(Serie II, Band 2), hrsg. von Kathrin Kirsch, München 2019
Mit dem 1. Streichquintett F-Dur op. 88, dem 2. Streichquintett G-Dur op. 111 und dem Klarinettenquintett h-Moll op. 115 versammelt Band 2 der Kammermusik-Serie die Werke für Quintett-Besetzung ohne Klavier. Ihre Quellensituation ist sehr verschieden, was für die Edition im Rahmen der JBG ein jeweils unterschiedliches Gewicht der Hauptquelle (Erstdruck, Erstdruck in Gestalt des Handexemplars) im Verhältnis zu handschriftlichen Quellen zur Folge hatte.
Außergewöhnlich gut dokumentiert ist die Drucklegung des 1. Streichquintetts op. 88 (entstanden im Sommer 1882, erschienen im Dezember des Jahres). Ende Oktober erhielt der Verleger Fritz Simrock das vom Lektor Robert Keller durchgesehene Autograph als Stichvorlage.
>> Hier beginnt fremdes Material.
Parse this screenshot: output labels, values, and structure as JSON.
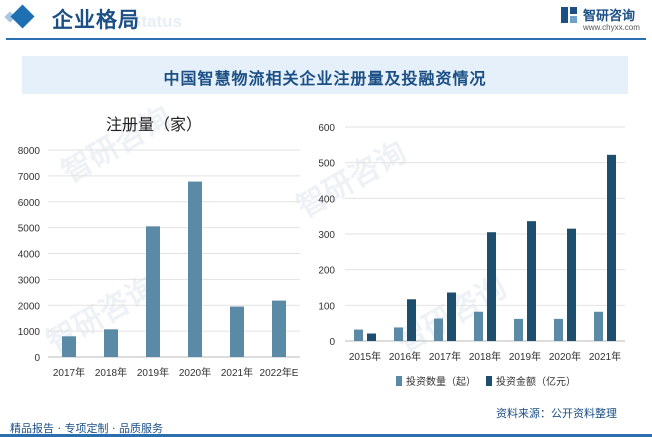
{
  "header": {
    "title": "企业格局",
    "ghost_text": "Status"
  },
  "brand": {
    "name": "智研咨询",
    "url": "www.chyxx.com"
  },
  "main_title": "中国智慧物流相关企业注册量及投融资情况",
  "watermark": "智研咨询",
  "colors": {
    "bar_light": "#5b8aa6",
    "bar_dark": "#1d4e6e",
    "header": "#1b4f85",
    "title_band": "#e6f0fa"
  },
  "chart_data": [
    {
      "type": "bar",
      "title": "注册量（家）",
      "categories": [
        "2017年",
        "2018年",
        "2019年",
        "2020年",
        "2021年",
        "2022年E"
      ],
      "values": [
        800,
        1070,
        5050,
        6780,
        1950,
        2180
      ],
      "ylim": [
        0,
        8000
      ],
      "yticks": [
        0,
        1000,
        2000,
        3000,
        4000,
        5000,
        6000,
        7000,
        8000
      ],
      "xlabel": "",
      "ylabel": "",
      "grid": true
    },
    {
      "type": "bar",
      "categories": [
        "2015年",
        "2016年",
        "2017年",
        "2018年",
        "2019年",
        "2020年",
        "2021年"
      ],
      "series": [
        {
          "name": "投资数量（起）",
          "values": [
            32,
            38,
            63,
            82,
            62,
            62,
            82
          ]
        },
        {
          "name": "投资金额（亿元）",
          "values": [
            21,
            117,
            136,
            305,
            336,
            315,
            522
          ]
        }
      ],
      "ylim": [
        0,
        600
      ],
      "yticks": [
        0,
        100,
        200,
        300,
        400,
        500,
        600
      ],
      "legend": "bottom",
      "grid": true
    }
  ],
  "footer": {
    "left": "精品报告 · 专项定制 · 品质服务",
    "right": "资料来源：公开资料整理"
  }
}
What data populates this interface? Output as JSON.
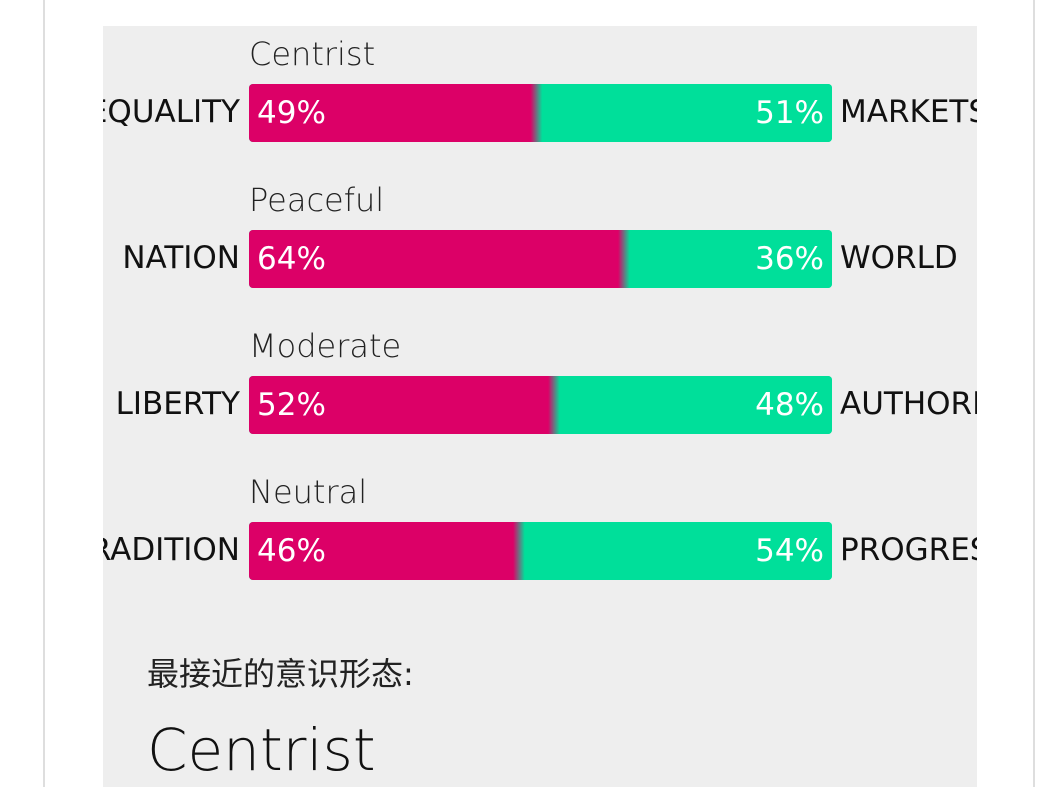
{
  "colors": {
    "left": "#dc0067",
    "right": "#00df9a",
    "panel": "#eeeeee"
  },
  "axes": [
    {
      "label": "Centrist",
      "left_name": "EQUALITY",
      "right_name": "MARKETS",
      "left_pct": 49,
      "right_pct": 51,
      "left_text": "49%",
      "right_text": "51%"
    },
    {
      "label": "Peaceful",
      "left_name": "NATION",
      "right_name": "WORLD",
      "left_pct": 64,
      "right_pct": 36,
      "left_text": "64%",
      "right_text": "36%"
    },
    {
      "label": "Moderate",
      "left_name": "LIBERTY",
      "right_name": "AUTHORITY",
      "left_pct": 52,
      "right_pct": 48,
      "left_text": "52%",
      "right_text": "48%"
    },
    {
      "label": "Neutral",
      "left_name": "TRADITION",
      "right_name": "PROGRESS",
      "left_pct": 46,
      "right_pct": 54,
      "left_text": "46%",
      "right_text": "54%"
    }
  ],
  "result": {
    "label": "最接近的意识形态:",
    "value": "Centrist"
  }
}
Mehrere Korrekturphasen sind durch erhaltene Vorabzüge belegt: Ein erster, von Keller bis zum 9. November bearbeiteter Stimmen-Korrekturabzug enthält Änderungen von Brahms in Kellers Hand, die dieser aus einem weiteren verschollenen Abzug übertragen haben muss. Nachdem die Änderungen in der Stecherei bis zum 11. November umgesetzt worden waren, bearbeitete Brahms den jeweils 2. Korrekturabzug von Stimmen und Partitur nach Kellers Durchsicht ab dem 13. November. Einen Parallelabzug zum 2. Korrekturabzug der Partitur erhielt später Eusebius Mandyczewski. Der Partitur-Erstdruck enthält (nach einer nicht quellenmäßig überlieferten 3. Korrektur durch Keller) alle in den erhaltenen Abzügen dokumentierten redaktionellen und kompositorischen Änderungen. Da der gründlich vorbereitete Erstdruck somit als sehr zuverlässig gelten kann, erfolgten editorische Eingriffe in die Hauptquelle nur zurückhaltend. Durch den Stich bedingte Standardisierungen z. B. bei Gabellängen wurden auch dort eher belassen, wo sie im Detail Abweichungen gegenüber dem Autograph zeigen.
Für das 2. Streichquintett op. 111 (erschienen im Februar 1891) sind an handschriftlichen Quellen neben dem reinschriftlichen Autograph abschriftliche Stimmen erhalten, die während einer ersten Erprobungsphase genutzt wurden. Die ebenfalls abschriftlichen Stichvorlagen von Partitur und Stimmen sowie Vorabzüge sind dagegen verschollen. Daher mussten Divergenzen zwischen Manuskript- und Druckquellen jeweils vermutungsweise gemäß der Erfahrung mit besser belegten Fällen als redaktionell, kompositorisch oder fehlerbedingt bewertet werden. Zugleich entfallen im Editionsbericht Fehlerzuschreibungen an Kopist oder Stecherei. Angemessen darzustellen war der Befund, dass Brahms für den Beginn des Kopfsatzes nach längerer Überlegung bewusst differenzierende dynamische Angaben für die Stimmen gegenüber der Partitur anwies; unter anderem ist in der JBG-Edition die Lesart der gedruckten Stimmen in einer Fußnote zum Notentext wiedergegeben.
Im Fall des im März 1892 erschienenen Klarinettenquintetts op. 115, an dessen Drucklegung der bereits im Juni 1891 verstorbene Lektor Keller nicht mehr mitwirken konnte, sind das Autograph und die abschriftliche Partitur-Stichvorlage überliefert, während Vorabzüge wiederum fehlen. Vom Autograph über die Stichvorlage bis hin zum Erstdruck lassen sich hier insbesondere bei Gabelpositionen fortschreitende Veränderungen bzw. ‚Folgefehler‘ beobachten: Die Kopisten (1. Satz: Mandyczewski, 2.–4. Satz: William Kupfer) übernahmen Brahms’sche Schreibungenauigkeiten bei Gabeln teilweise diplomatisch, nahmen jedoch auch Angleichungen vor. Im Stich kam es daraufhin teilweise zu noch deutlicher vom Autograph abweichenden Lösungen. In solchen Fällen geht die JBG-Edition daher häufiger als im Fall des Quintetts op. 88 auf Lesarten des Autographs zurück, wobei Brahms mit einer Vereinheitlichung in geringerem Umfang sicherlich gerechnet hatte.